Секунду поморгал глазами, пытаясь сообразить, снится ему это или нет.
– Иди обратно в кровать, – сказал я. – Тут нет никаких дурацких динозавров. – Могу сказать вам, он мне не поверил, тогда я добавил: – А если есть, тогда он сначала убьет меня, прежде чем доберется до тебя.
Это сработало. Тэо забрался в постель, и мы оба заснули. Утром мама нашла меня растянувшимся на полу в коридоре.
Она запаниковала. Решила, что у меня какой-то припадок, и начала трясти меня.
– Хватит, мама, – наконец проговорил я. – Со мной все в порядке!
– Что ты здесь делаешь?
– Я спал…
– В коридоре?
– Не в коридоре, – поправил ее я, – у двери комнаты Тэо.
– О, Джейкоб! Ты хотел, чтобы он чувствовал себя в безопасности, да? – Мама обняла меня и прижала к себе так крепко, что я подумал, у меня сейчас и правда случится какой-нибудь припадок. – Я знала, – бормотала она. – Знала! Все эти книги, эти идиоты-врачи со своими заявлениями, мол, дети с синдромом Аспергера не умеют сочувствовать… Ты любишь своего брата. Ты хотел защитить его.

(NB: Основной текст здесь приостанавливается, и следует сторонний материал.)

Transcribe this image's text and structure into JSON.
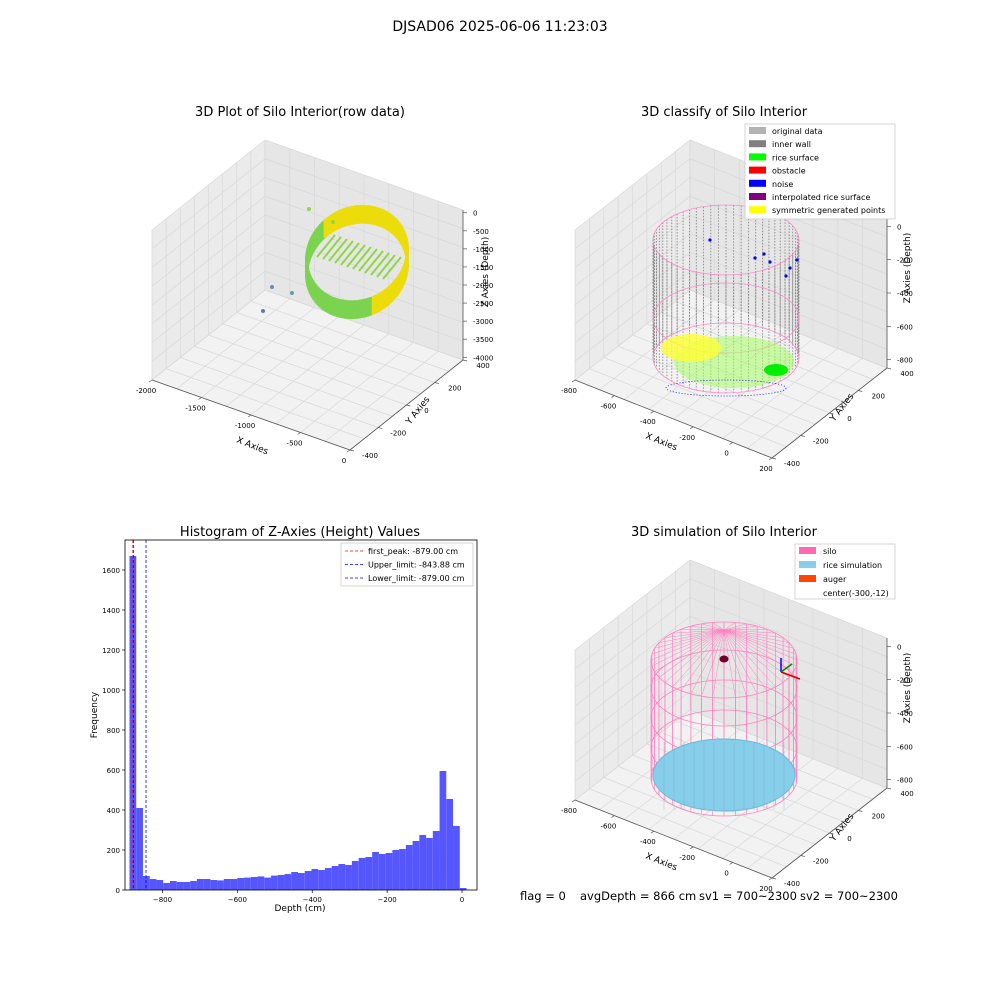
{
  "figure": {
    "suptitle": "DJSAD06 2025-06-06 11:23:03",
    "footer": {
      "flag": "flag = 0",
      "avg_depth": "avgDepth = 866 cm",
      "sv1": "sv1 = 700~2300",
      "sv2": "sv2 = 700~2300"
    }
  },
  "chart_data": [
    {
      "type": "scatter3d",
      "title": "3D Plot of Silo Interior(row data)",
      "xlabel": "X Axies",
      "ylabel": "Y Axies",
      "zlabel": "Z Axies (Depth)",
      "x_ticks": [
        "-2000",
        "-1500",
        "-1000",
        "-500",
        "0"
      ],
      "y_ticks": [
        "-400",
        "-200",
        "0",
        "200",
        "400"
      ],
      "z_ticks": [
        "0",
        "-500",
        "-1000",
        "-1500",
        "-2000",
        "-2500",
        "-3000",
        "-3500",
        "-4000"
      ],
      "xlim": [
        -2100,
        100
      ],
      "ylim": [
        -450,
        450
      ],
      "zlim": [
        -4100,
        0
      ],
      "colormap": "viridis",
      "grid": true,
      "outlier_points": [
        {
          "x": -1950,
          "y": 100,
          "z": -200
        },
        {
          "x": -1900,
          "y": 300,
          "z": -300
        },
        {
          "x": -2000,
          "y": -300,
          "z": -3000
        },
        {
          "x": -1700,
          "y": -300,
          "z": -3300
        },
        {
          "x": -2050,
          "y": -350,
          "z": -3800
        }
      ]
    },
    {
      "type": "scatter3d",
      "title": "3D classify of Silo Interior",
      "xlabel": "X Axies",
      "ylabel": "Y Axies",
      "zlabel": "Z Axies (Depth)",
      "x_ticks": [
        "-800",
        "-600",
        "-400",
        "-200",
        "0",
        "200"
      ],
      "y_ticks": [
        "-400",
        "-200",
        "0",
        "200",
        "400"
      ],
      "z_ticks": [
        "0",
        "-200",
        "-400",
        "-600",
        "-800"
      ],
      "xlim": [
        -850,
        250
      ],
      "ylim": [
        -450,
        450
      ],
      "zlim": [
        -900,
        50
      ],
      "grid": true,
      "legend_position": "top-right",
      "legend": [
        {
          "label": "original data",
          "color": "#b3b3b3"
        },
        {
          "label": "inner wall",
          "color": "#808080"
        },
        {
          "label": "rice surface",
          "color": "#00ff00"
        },
        {
          "label": "obstacle",
          "color": "#ff0000"
        },
        {
          "label": "noise",
          "color": "#0000ff"
        },
        {
          "label": "interpolated rice surface",
          "color": "#800080"
        },
        {
          "label": "symmetric generated points",
          "color": "#ffff00"
        }
      ]
    },
    {
      "type": "bar",
      "title": "Histogram of Z-Axies (Height) Values",
      "xlabel": "Depth (cm)",
      "ylabel": "Frequency",
      "xlim": [
        -900,
        40
      ],
      "ylim": [
        0,
        1750
      ],
      "x_ticks": [
        -800,
        -600,
        -400,
        -200,
        0
      ],
      "y_ticks": [
        0,
        200,
        400,
        600,
        800,
        1000,
        1200,
        1400,
        1600
      ],
      "bar_color": "#4d4dff",
      "bin_width": 18,
      "bin_start": -888,
      "values": [
        1670,
        410,
        70,
        55,
        50,
        35,
        45,
        40,
        40,
        45,
        55,
        55,
        50,
        48,
        55,
        55,
        60,
        62,
        65,
        68,
        62,
        72,
        75,
        80,
        90,
        85,
        95,
        105,
        100,
        110,
        120,
        130,
        125,
        145,
        160,
        165,
        190,
        180,
        185,
        200,
        205,
        225,
        245,
        275,
        260,
        295,
        595,
        455,
        320,
        10
      ],
      "legend_position": "top-right",
      "lines": [
        {
          "label": "first_peak: -879.00 cm",
          "x": -879,
          "color": "#ff0000"
        },
        {
          "label": "Upper_limit: -843.88 cm",
          "x": -843.88,
          "color": "#0000ff"
        },
        {
          "label": "Lower_limit: -879.00 cm",
          "x": -879,
          "color": "#0000ff"
        }
      ]
    },
    {
      "type": "surface3d",
      "title": "3D simulation of Silo Interior",
      "xlabel": "X Axies",
      "ylabel": "Y Axies",
      "zlabel": "Z Axies (Depth)",
      "x_ticks": [
        "-800",
        "-600",
        "-400",
        "-200",
        "0",
        "200"
      ],
      "y_ticks": [
        "-400",
        "-200",
        "0",
        "200",
        "400"
      ],
      "z_ticks": [
        "0",
        "-200",
        "-400",
        "-600",
        "-800"
      ],
      "grid": true,
      "legend_position": "top-right",
      "legend": [
        {
          "label": "silo",
          "color": "#ff69b4"
        },
        {
          "label": "rice simulation",
          "color": "#87ceeb"
        },
        {
          "label": "auger",
          "color": "#ff4500"
        },
        {
          "label": "center(-300,-12)",
          "color": ""
        }
      ]
    }
  ]
}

Я позволил ей обнять себя, так как, видимо, она хотела это сделать. Было слышно, как Тэо в своей комнате заворочался в постели.
Сказанное мамой, формально говоря, было верным. То, что говорят врачи и пишут в книгах про аспи – мол, они не могут сопереживать чувствам других людей, – это полная чушь. Мы понимаем, когда кому-то больно; только это сказывается на нас иначе, чем на других людях. По-моему, это следующий этап эволюции: я не могу избавить вас от печали, так зачем мне замечать ее?
Вдобавок я спал под дверью Тэо не потому, что хотел защитить его, просто я устал от недельного недосыпа, ведь меня каждую ночь будил плач брата, и мне хотелось полноценно отдохнуть. Я преследовал свои цели.
Вы можете сказать, похожий мотив двигал мною и в случае с Джесс.
Оливер
Эмма хочет позвонить в «Американ эрлайнс» и потребовать, чтобы они задержали вылет рейса, но система связи с авиакомпанией полностью автоматизирована. Когда мы наконец связываемся с живым сотрудником, оказывается, что он находится в Шарлотте, Северная Каролина, и не имеет связи с аэропортом Бёрлингтона.
– Вот что, – говорю я ей. – Вы можете опередить его, если полетите напрямик в Сан-Франциско. Оттуда до Пало-Альто почти то же расстояние, что из аэропорта Сан-Хосе. – (Она смотрит поверх моего плеча на экран компьютера с найденной мною информацией о перелете.) – Учитывая долгую пересадку в Чикаго, которая предстоит Тэо, вы, как ни крути, окажетесь на месте раньше его.
Эмма подается вперед, и меня обдает запахом шампуня от ее волос. Она с надеждой скользит взглядом по информации о рейсе, а потом останавливается внизу, на цене.
– Тысяча восемьдесят долларов?! Это нелепо!
– Покупать билеты день в день недешево.
– Ну, мне это не по карману, – говорит Эмма.